Beredarnya vaksin palsu di sejumlah wilayah di Indonesia bukan kelalaian kami. Namun hal itu merupakan ulah oknum yang kini telah ditangkap. Kami pun tidak berpangku tangan dalam kasus ini. Kami terus bekerjasama dengan Bareskrim untuk mengungkap kasus ini. Selain itu, kami juga masih menelusuri rumah sakit dan fasilitas kesehatan mana saja yang memanfaatkan vaksin palsu itu. Bila sudah ada data, kami bisa memberikan vaksin ulang ke anak-anak tersebut.
Bagaimana dengan ketersediaan vaksin untuk program imunisasi yang diselenggarakan pemerintah?
Kementerian Kesehatan menjalankan program imunisasi secara nasional. Secara otomatis juga ketersediaan vaksin untuk program imunisasi tersebut terjamin sudah pasti terjamin keamanannya. Karena vaksin tersebut disediakan oleh pemerintah, diberikan kepada provinsi dan didistribusikan kepada kabupaten/ kota sampai ke Posyandu. Sehingga vaksin untuk program imunisasi yang diselenggarakan oleh pemerintah dapat dimanfaatkan oleh seluruh fasilitas pelayanan kesehatan, baik fasilitas pemerintah maupun swasta.
Bagaimana dengan penyelenggaraan imunisasi tersebut?
Dalam penyelenggaraan imunisasi nasional, seluruh fasilitas pelayanan kesehatan, diimbau agar melakukan kontrol ketat dalam pengadaan vaksin dari produsen dan pedagang besar farmasi (PBF) resmi. Selain itu juga melakukan pengelolaan vaksin yang baik, mulai dari pengadaan, pencatatan, penyimpanan dan penggunaan sesuai dengan standar dan persyaratan yang berlaku. Sehingga dapat dilakukan penelusuran balik mampu. Bahkan, seluruh fasilitas pelayanan kesehatan harus melaporkan kepada Badan POM, jika ditemukan adanya dugaan penyimpangan.

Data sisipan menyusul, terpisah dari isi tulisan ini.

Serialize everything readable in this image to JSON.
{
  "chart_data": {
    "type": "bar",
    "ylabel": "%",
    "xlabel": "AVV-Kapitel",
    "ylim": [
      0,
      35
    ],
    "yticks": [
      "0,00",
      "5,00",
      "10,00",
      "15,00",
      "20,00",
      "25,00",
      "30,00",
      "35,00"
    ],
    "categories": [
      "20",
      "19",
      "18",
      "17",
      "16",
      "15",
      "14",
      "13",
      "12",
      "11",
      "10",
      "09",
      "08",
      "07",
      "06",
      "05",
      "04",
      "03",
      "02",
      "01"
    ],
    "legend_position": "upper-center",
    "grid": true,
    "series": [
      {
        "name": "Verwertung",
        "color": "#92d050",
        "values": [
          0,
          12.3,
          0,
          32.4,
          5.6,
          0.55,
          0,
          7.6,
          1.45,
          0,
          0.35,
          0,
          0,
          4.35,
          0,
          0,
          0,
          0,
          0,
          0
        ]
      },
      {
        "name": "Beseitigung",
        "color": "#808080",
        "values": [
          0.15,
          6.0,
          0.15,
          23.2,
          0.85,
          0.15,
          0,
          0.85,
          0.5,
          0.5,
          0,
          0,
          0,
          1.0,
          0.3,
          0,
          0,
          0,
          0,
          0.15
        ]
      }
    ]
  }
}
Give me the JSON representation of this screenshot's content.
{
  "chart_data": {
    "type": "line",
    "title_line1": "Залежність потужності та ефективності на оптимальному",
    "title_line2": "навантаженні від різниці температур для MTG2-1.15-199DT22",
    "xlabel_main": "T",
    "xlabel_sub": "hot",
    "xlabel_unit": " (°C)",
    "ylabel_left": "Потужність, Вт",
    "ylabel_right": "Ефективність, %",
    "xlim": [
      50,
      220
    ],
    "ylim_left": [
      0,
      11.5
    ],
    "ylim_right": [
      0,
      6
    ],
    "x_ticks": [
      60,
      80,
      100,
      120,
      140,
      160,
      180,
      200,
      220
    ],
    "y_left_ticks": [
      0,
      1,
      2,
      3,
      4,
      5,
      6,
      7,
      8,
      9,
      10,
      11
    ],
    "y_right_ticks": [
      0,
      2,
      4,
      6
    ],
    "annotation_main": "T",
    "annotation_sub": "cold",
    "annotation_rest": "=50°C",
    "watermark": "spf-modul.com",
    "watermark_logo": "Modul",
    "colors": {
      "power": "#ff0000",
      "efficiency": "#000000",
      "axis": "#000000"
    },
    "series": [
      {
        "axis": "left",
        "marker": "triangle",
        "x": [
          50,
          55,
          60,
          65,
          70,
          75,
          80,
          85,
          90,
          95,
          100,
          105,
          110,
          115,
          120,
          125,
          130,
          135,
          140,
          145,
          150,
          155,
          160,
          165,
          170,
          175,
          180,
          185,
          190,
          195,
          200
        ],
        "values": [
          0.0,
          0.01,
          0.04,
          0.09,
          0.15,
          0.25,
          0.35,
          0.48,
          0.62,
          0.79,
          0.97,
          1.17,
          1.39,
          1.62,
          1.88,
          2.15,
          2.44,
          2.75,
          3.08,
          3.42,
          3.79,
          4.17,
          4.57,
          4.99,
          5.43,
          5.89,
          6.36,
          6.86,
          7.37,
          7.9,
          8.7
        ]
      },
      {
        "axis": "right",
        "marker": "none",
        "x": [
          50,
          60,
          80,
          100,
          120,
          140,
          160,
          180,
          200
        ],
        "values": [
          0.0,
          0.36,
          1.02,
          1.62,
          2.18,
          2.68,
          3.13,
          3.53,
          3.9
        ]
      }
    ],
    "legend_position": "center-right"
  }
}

Apa himbauan kepada masyarakat terkait kasus ini?
Kepada masyarakat, silahkan tetap melakukan imunisasi di fasilitas pelayanan kesehatan sebagai upaya memberikan kekebalan bagi buah hati terhadap penyakit. Begitu juga pada fasilitas kesehatan yang menyelenggarakan imunisasi supaya melakukan kontrol ketat.
Kontrol dilakukan mulai dari produsen hingga ke distributor. Sementara itu, bagi para ibu yang bayinya disuntik vaksin palsu untuk melapor ke dinas kesehatan setempat. Nantinya bayi-bayi tersebut akan disuntik vaksin lagi agar mendapat imunisasi lengkap. Karena ini program pemerintah, bahkan kami memberikan vaksin yang normal secara gratis juga.